Contudo, este não era o debate em que João Ferreira poderia afirmar os seus princípios e propostas mas fê-lo nos outros. João Ferreira partiu da Constituição e da concretização do seu articulado como programa presidencial. Fê-lo, não como uma “cassete”, mas dando-lhe uma dimensão de sonho e de esperança, que jamais havia lido. Na releitura que fiz, motivado pelos debates, encontrei 47 referências a “participação”, 19 a “cooperativa” ou 14 a “cooperação”, e dei por mim a pensar quanto disto temos implementado em Portugal?
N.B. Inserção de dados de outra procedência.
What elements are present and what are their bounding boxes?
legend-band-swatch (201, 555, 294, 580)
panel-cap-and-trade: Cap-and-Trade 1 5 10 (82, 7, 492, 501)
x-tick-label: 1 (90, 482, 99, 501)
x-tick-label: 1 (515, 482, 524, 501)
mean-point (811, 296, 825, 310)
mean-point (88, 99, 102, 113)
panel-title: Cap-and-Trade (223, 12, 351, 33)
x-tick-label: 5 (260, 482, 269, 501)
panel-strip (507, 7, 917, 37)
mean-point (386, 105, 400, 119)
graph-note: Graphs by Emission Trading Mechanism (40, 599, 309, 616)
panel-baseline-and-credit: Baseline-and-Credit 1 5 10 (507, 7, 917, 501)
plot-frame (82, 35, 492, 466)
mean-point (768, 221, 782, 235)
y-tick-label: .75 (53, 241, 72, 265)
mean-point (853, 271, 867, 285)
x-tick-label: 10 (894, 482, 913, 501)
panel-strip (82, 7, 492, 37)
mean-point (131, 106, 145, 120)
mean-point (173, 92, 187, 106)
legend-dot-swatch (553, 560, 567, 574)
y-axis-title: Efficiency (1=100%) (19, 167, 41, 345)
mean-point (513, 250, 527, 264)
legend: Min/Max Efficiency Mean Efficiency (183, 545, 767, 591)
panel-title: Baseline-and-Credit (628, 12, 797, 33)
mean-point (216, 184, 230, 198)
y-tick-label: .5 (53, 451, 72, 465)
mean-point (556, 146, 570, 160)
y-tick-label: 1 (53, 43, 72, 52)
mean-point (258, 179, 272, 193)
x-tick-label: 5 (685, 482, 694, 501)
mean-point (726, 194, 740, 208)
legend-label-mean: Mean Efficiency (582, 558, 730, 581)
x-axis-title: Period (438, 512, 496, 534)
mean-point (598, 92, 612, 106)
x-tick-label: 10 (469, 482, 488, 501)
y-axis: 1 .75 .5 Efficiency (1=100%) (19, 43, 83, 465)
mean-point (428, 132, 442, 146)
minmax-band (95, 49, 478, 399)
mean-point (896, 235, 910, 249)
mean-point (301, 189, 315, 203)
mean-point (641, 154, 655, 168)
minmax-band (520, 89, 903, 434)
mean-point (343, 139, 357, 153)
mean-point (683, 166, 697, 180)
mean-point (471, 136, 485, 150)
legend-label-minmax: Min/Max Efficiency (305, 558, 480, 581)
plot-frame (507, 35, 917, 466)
A afirmação da Constituição tem vindo a fazer esta candidatura saltar fronteiras partidárias. Parece cada vez mais claro que os tradicionais eleitores do PS irão decidir o seu voto entre Marcelo, Ana Gomes e João Ferreira (já li quem defenda que este é o momento de retribuição do apoio a Soares nas eleições de 1986). A preparação que João Ferreira demonstrou em todos os debates fê-lo conseguir desembaraçar-se da armadilha da ortodoxia que uma esquerda antiga e quezilenta sempre lança. Mais, fê-lo conseguindo não hostilizar as outras candidaturas mas deixando claro que esteve em/com todos os avanços nas posições do PCP, como por exemplo, no que diz respeito às causas LGBTQI. A votação de João Ferreira também traduzirá um sinal do eleitorado para o PCP, que o partido deverá saber interpretar.
Por fim, não posso deixar de reiterar o meu desejo de que tanto Ana Gomes como Marisa Matias suplantem o número de votos da extrema-direita. Sendo certo que, se não houver segunda volta, os votos em Ana Gomes não terão consequências no dia seguinte às eleições, os votos em Marisa Matias terão uma expressão na forma como o BE sai destas eleições. Do meu campo político espero que todos e todas estejam à altura para o futuro que é preciso construir, por mais nuvens negras que pairem sobre ele.